If you are looking to raise capital for your company, investors tend to take companies that incorporate more seriously than they do sole proprietorships and partnerships. Almost 20 percent of companies in the U.S. have taken formal steps to incorporate. If you decide to do so, there are two types of entities from which to select—a sub-chapter S corporation (S-Corp) or a C corporation.
Still, an S-corporation may be the way to go for many vehicle wrap businesses, provided they can meet the qualifying criteria. S-corporations are limited to 75 shareholders—all of whom must be individuals or certain trusts—and there has to be unanimous consent among of the shareholders before the 15th day of the third month of its taxable year to qualify for that year.
In an S-corporation, all of the profits and losses flow through directly to the shareholders and are not subject to “double taxation” as is the case with a C-corporation.

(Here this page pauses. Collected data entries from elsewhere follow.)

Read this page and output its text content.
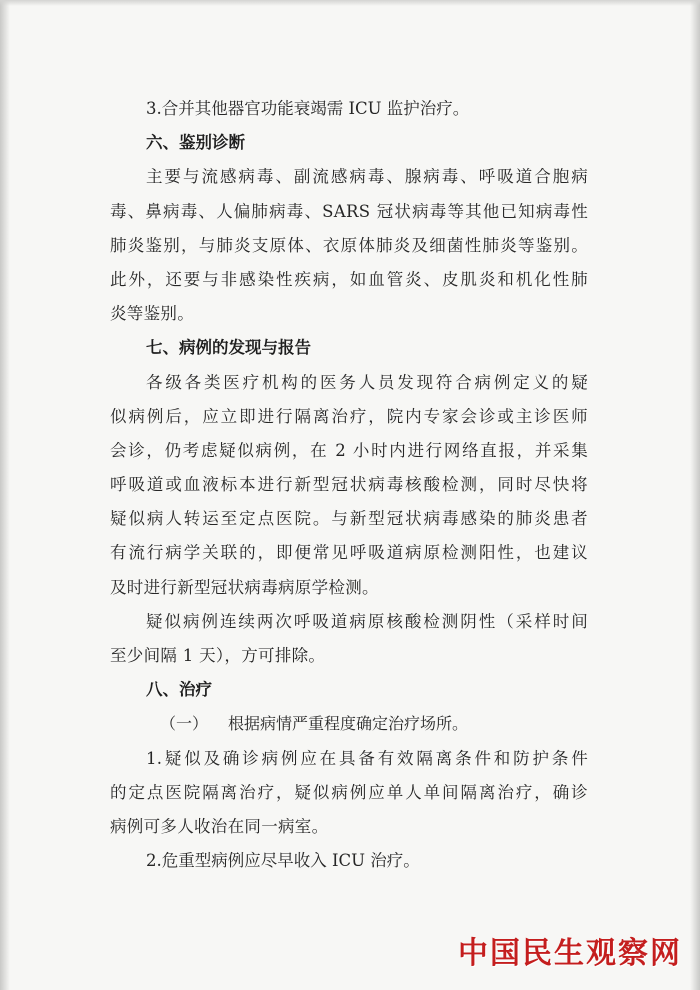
3.合并其他器官功能衰竭需 ICU 监护治疗。
六、鉴别诊断
主要与流感病毒、副流感病毒、腺病毒、呼吸道合胞病
毒、鼻病毒、人偏肺病毒、SARS 冠状病毒等其他已知病毒性
肺炎鉴别，与肺炎支原体、衣原体肺炎及细菌性肺炎等鉴别。
此外，还要与非感染性疾病，如血管炎、皮肌炎和机化性肺
炎等鉴别。
七、病例的发现与报告
各级各类医疗机构的医务人员发现符合病例定义的疑
似病例后，应立即进行隔离治疗，院内专家会诊或主诊医师
会诊，仍考虑疑似病例，在 2 小时内进行网络直报，并采集
呼吸道或血液标本进行新型冠状病毒核酸检测，同时尽快将
疑似病人转运至定点医院。与新型冠状病毒感染的肺炎患者
有流行病学关联的，即便常见呼吸道病原检测阳性，也建议
及时进行新型冠状病毒病原学检测。
疑似病例连续两次呼吸道病原核酸检测阴性（采样时间
至少间隔 1 天），方可排除。
八、治疗
（一） 根据病情严重程度确定治疗场所。
1.疑似及确诊病例应在具备有效隔离条件和防护条件
的定点医院隔离治疗，疑似病例应单人单间隔离治疗，确诊
病例可多人收治在同一病室。
2.危重型病例应尽早收入 ICU 治疗。
中国民生观察网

Double taxation occurs when a C-corporation has profits at the end of the year, pays taxes on those profits, then makes dividend distributions to the shareholders, on which the shareholders must pay taxes. C-corporations can offer significant benefits to their owners (over S-corps), including publicly traded stock, unrestricted retirement plans and medical reimbursement plans.
So which entity is best for your company? The decision is an important one and should not be made just because one happens to be easier than another. Your decision should be based on facts, and on understanding the type of ownership and control you desire, along with the potential liabilities for which you are setting yourself up ... rather than just by chance.
Take the time to consult professional advice in this matter, and avoid being influenced by a friend’s or relative’s experiences. Check out the websites www.mycorporation.com or www.LegalZoom.com for online help as well. Often, the cost of setting up an LLC or Corporation is a few hundred dollars or less, plus your state’s filing fees. Think of it this way. If you had a choice between borrowing someone else’s used shoes or buying a new pair custom-fitted to your own two feet, what would you do? Smart decision. Good luck!